I don't know how much it costs. But if there's any pushback that it costs too much, my comment is not about that.

CharlesW

an hour ago

> …perhaps you and Google have different notions of who the consumers are.

A relatively small percentage of HN users have empathy for people who haven't the faintest idea how their gadgets work and no curiosity about learning that. It can seem inconceivable.

I agree with you that normal people deserve safety when using their most intimate device, and that backdoors that can give technical people unfettered access will ultimately be abused by bad actors. I wish the world didn't work this way, but it's the one we live in.

zb3

an hour ago

I have empathy for them, that's precisely why I made them much more secure by recommending mobile Firefox with uBlock :)

zb3

an hour ago

If I buy a Google Pixel device then I AM a consumer. You don't have to choose, you could release a separate device for those who know what they're doing, just like Mozilla releases a separate edition of Firefox that doesn't require signatures.

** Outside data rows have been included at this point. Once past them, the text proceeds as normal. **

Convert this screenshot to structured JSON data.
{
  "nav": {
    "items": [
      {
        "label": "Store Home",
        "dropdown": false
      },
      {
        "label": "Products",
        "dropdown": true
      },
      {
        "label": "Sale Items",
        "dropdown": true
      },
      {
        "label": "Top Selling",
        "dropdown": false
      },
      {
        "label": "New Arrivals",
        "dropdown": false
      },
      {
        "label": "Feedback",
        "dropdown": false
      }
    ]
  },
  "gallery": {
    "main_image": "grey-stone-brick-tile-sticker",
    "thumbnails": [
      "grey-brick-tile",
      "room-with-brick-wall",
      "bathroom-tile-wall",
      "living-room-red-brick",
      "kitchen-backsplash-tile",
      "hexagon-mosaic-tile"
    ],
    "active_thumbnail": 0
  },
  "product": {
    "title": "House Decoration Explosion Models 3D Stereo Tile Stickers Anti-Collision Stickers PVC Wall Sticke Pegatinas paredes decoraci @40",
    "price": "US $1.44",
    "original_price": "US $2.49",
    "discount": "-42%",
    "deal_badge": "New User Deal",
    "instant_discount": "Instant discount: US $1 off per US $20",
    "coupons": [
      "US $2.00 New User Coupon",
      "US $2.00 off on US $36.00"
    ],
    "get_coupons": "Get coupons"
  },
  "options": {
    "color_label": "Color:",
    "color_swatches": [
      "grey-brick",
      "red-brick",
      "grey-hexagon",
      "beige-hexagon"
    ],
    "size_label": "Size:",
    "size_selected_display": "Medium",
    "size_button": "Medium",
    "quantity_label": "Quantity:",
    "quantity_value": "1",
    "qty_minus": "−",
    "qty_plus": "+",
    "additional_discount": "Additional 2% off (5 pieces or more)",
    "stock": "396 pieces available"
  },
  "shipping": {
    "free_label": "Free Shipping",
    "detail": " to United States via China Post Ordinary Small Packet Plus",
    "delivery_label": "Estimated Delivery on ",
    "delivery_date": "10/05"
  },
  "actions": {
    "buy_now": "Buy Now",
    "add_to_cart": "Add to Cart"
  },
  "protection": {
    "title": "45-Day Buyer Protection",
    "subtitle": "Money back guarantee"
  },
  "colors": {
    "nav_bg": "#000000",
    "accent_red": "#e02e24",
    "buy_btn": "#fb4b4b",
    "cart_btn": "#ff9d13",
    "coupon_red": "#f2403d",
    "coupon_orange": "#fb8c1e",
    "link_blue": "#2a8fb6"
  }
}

And yes, I while I can still install some alternative OS on my older Pixel (now Google has stopped providing device trees for the newer ones which I therefore won't buy), Google constantly tries to make this as insufferable as possible with their "Play Integrity" crap.

vayup

an hour ago

> now Google has stopped providing device trees for the newer ones which I therefore won't buy

Yeah, that sucks. I don't know if they made any official statement on that. I hope they will continue releasing device trees. It's a feather in their cap that the best mobile device to use for de-Googling so far was a Pixel device (with alt OSes). I hope they won't lose that distinction.